Melihat tetangganya seperti itu, Muwafaq merelakan uang yang akan digunakan berangkat haji untuk membantu tetangganya. Dia infakkan uangnya untuk menyelamatkan orang lain, dari pada menunaikan ibadah haji. Keikhlasan Muwafaq mampu menggetarkan Abdullah Ibn Mubarak, sampai-sampai semua jamaah haji pada tahun itu diterima Allah sebagai haji mabrur. Muwafaq memang belum menunaikan ibadah haji, tetapi ia telah mendapatkan predikat haji mabrur.
Setiap orang yang sudah berniat haji wajib, sudah menabung tapi, dia gagal berangkat dengan alasan yang syar’i (agama), seperti; ditipu, uangnya dibawa kabur dst. Berarti orang tersebut sudah dikategorikan telah menunaikan ibadah haji.

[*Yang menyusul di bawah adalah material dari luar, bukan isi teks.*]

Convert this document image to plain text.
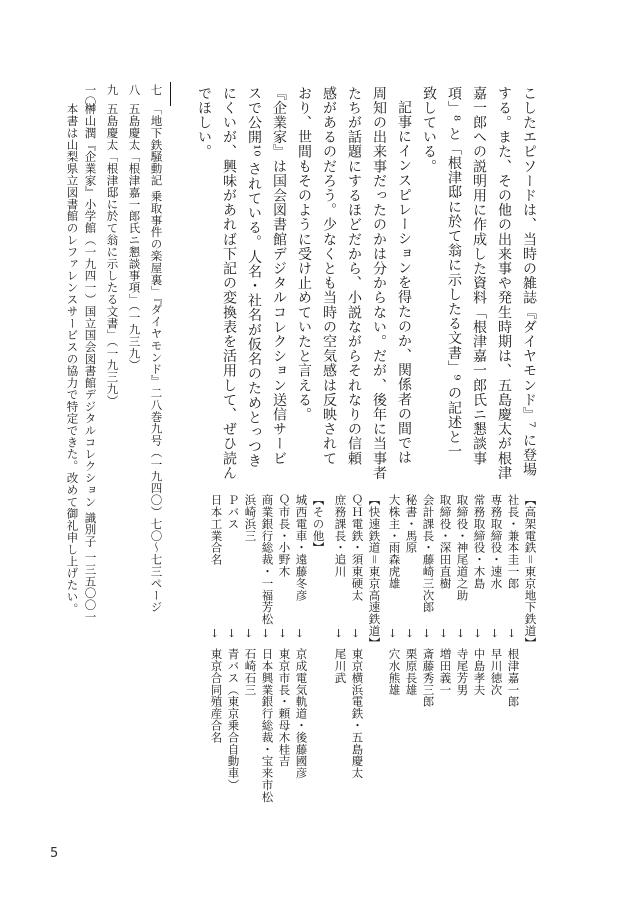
こしたエピソードは、当時の雑誌『ダイヤモンド』⁷ に登場
する。また、その他の出来事や発生時期は、五島慶太が根津
嘉一郎への説明用に作成した資料「根津嘉一郎氏ニ懇談事
項」⁸ と「根津邸に於て翁に示したる文書」⁹ の記述と一
致している。
記事にインスピレーションを得たのか、関係者の間では
周知の出来事だったのかは分からない。だが、後年に当事者
たちが話題にするほどだから、小説ながらそれなりの信頼
感があるのだろう。少なくとも当時の空気感は反映されて
おり、世間もそのように受け止めていたと言える。
『企業家』は国会図書館デジタルコレクション送信サービ
スで公開¹⁰ されている。人名・社名が仮名のためとっつき
にくいが、興味があれば下記の変換表を活用して、ぜひ読ん
でほしい。
【高架電鉄＝東京地下鉄道】
社長・兼本圭一郎
↓
根津嘉一郎
専務取締役・速水
↓
早川徳次
常務取締役・木島
↓
中島孝夫
取締役・神尾道之助
↓
寺尾芳男
取締役・深田直樹
↓
増田義一
会計課長・藤崎三次郎
↓
斎藤秀三郎
秘書・馬原
↓
栗原長雄
大株主・雨森虎雄
↓
穴水熊雄
【快速鉄道＝東京高速鉄道】
ＱＨ電鉄・須東硬太
↓
東京横浜電鉄・五島慶太
庶務課長・追川
↓
尾川武
【その他】
城西電車・遠藤冬彦
↓
京成電気軌道・後藤國彦
Ｑ市長・小野木
↓
東京市長・頼母木桂吉
商業銀行総裁・一福芳松
↓
日本興業銀行総裁・宝来市松
浜崎浜三
↓
石崎石三
Ｐバス
↓
青バス（東京乗合自動車）
日本工業合名
↓
東京合同殖産合名
七
「地下鉄騒動記 乗取事件の楽屋裏」『ダイヤモンド』二八巻九号（一九四〇）七〇〜七三ページ
八
五島慶太「根津嘉一郎氏ニ懇談事項」（一九三九）
九
五島慶太「根津邸に於て翁に示したる文書」（一九三九）
一〇
榊山潤『企業家』小学館（一九四一）国立国会図書館デジタルコレクション 識別子 一三五〇〇一
本書は山梨県立図書館のレファレンスサービスの協力で特定できた。改めて御礼申し上げたい。
5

Bersabda Nabi, “Barangsiapa sudah niat keluar Rumah Allah [Baitullah] menunaikan ibadah haji, maka ia senantiasa dalam naungan-Nya. Jika ia meninggal sebelum melaksanakan nusuk (ibadah haji) di Makkah, maka pahalnya tetap sempurna di sisi-Nya.”
Karena ibadah haji memerlukan dana yang besar dan waktu tunggu begitu lama, maka tidak ada salahnya bagi kita untuk tetap berniat agar suatu saat kiranya dapat diberi rezeki untuk berkunjung ke Baitullah. Sambil mengamalkan ibadah-ibadah yang nilainya setara dengan berhaji.
Al-Imam Ibnu Rajab, salah seorang ulama terkemuka mazhab Hanbali, dalam karyanya, Latha’if al-Ma’arif menukil beberapa amalan yang pahalanya sebanding atau selevel dengan ibadah haji atau umrah. Antara amalan tersebut beliau kutip dari hadis Nabi, atsar para sahabat, dan pendapat para tabi’in.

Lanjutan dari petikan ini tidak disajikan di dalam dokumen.